Amplia has assembled a dream team of employees and collaborators designed to ensure that not only are there no gaps in the science, but that the clinical development process runs as smoothly and successfully as possible.
“Drug development is the ultimate team sport. You need people with all different sorts of experience and expertise along the entire chain of development - from discovery through to commercialisation. It is critical to have people with deep clinical expertise, drug development experience, regulatory knowledge and manufacturing know-how. But it’s equally important to have team members with more generalist skills, who can tie all the different components together, and drive the work operationally from end-to-end.”

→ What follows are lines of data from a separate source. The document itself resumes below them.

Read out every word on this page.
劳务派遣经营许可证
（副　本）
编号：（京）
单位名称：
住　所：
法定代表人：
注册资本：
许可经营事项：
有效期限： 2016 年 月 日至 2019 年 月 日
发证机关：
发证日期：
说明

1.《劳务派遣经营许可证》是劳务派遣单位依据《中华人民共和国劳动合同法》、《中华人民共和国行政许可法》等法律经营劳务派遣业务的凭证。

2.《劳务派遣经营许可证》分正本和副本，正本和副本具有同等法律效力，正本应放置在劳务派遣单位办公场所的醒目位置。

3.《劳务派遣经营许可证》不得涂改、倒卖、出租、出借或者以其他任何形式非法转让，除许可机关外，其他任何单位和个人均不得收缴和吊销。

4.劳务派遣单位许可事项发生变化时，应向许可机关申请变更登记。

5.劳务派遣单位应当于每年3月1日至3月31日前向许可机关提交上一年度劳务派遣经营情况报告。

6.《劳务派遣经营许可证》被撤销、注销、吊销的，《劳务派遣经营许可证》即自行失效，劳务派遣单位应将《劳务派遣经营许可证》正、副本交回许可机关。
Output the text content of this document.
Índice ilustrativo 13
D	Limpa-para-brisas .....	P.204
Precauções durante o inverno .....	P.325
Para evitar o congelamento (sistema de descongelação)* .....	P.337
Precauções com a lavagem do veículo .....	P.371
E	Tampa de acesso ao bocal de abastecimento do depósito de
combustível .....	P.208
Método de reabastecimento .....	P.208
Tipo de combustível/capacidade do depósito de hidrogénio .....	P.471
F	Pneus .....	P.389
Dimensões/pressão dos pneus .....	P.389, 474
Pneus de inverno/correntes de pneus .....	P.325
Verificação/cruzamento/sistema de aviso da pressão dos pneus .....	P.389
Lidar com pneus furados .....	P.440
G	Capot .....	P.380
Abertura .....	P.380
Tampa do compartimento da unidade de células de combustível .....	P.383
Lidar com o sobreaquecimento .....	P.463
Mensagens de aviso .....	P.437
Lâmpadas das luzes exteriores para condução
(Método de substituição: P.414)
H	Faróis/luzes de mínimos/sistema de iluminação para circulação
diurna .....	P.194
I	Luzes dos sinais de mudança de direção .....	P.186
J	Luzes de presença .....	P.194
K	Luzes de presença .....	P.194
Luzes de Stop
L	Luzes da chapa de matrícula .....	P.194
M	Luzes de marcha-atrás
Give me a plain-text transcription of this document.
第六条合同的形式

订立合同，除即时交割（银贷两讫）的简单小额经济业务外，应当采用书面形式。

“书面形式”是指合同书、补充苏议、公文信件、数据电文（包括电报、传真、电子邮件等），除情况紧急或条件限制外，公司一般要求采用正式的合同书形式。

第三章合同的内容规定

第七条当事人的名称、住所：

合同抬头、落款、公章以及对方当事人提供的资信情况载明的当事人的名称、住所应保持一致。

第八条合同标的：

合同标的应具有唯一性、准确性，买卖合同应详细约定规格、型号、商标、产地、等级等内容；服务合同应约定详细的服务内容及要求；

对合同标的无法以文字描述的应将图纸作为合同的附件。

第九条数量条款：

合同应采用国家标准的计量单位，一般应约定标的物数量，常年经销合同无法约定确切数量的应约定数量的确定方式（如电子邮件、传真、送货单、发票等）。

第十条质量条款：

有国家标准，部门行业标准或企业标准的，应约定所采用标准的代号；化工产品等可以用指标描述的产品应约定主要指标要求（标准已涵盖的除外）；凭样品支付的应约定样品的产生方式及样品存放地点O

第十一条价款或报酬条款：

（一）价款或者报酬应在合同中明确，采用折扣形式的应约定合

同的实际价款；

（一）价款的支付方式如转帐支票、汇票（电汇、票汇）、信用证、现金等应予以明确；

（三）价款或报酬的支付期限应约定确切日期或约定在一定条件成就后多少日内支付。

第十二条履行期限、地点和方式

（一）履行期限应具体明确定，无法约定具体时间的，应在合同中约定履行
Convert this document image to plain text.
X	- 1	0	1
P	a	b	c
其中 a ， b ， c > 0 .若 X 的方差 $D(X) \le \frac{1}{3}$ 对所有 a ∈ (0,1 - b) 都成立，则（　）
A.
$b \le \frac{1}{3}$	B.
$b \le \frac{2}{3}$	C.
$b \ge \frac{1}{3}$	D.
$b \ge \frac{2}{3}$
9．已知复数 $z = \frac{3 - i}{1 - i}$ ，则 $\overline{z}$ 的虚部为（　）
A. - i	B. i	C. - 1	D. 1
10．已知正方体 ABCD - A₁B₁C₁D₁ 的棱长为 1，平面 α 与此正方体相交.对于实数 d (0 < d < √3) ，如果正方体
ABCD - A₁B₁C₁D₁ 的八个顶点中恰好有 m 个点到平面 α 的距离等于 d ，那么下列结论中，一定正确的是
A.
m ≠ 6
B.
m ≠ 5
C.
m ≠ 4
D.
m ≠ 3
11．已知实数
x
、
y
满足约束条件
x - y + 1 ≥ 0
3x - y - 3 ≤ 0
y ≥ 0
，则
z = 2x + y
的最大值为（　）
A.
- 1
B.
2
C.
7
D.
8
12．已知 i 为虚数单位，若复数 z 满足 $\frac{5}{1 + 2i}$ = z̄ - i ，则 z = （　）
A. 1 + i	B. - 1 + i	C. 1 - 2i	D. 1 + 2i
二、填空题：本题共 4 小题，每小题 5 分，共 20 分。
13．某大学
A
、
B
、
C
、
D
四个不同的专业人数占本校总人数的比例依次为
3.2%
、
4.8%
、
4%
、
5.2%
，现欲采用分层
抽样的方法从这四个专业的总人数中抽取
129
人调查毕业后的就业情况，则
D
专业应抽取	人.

With regulatory approval and commercialisation the ultimate goals, Amplia places a lot of emphasis on maintaining meticulous documentation of the entire clinical development journey.
“Documentation can appear to be an administrative burden from the outside, but it is vitally important to the life of the project. It’s about making sure that new team members and regulatory agencies alike can understand the entire development history of our drugs from start to finish, why things were done and where things are going.”
When it comes to ensuring success of the AMP945 clinical trial, there are clearly no guarantees. But there is preparation and process, and scientific rigour is a central part of Amplia’s DNA.
“I think to work in biotech, you need to want to help people, and believe that what we’re doing is worth trying. To some, it can seem like a leap of faith to pursue drug development. While our intuition and commercial acumen both play their roles, our objective is to put as much rigour and ethics around the development process as we can.”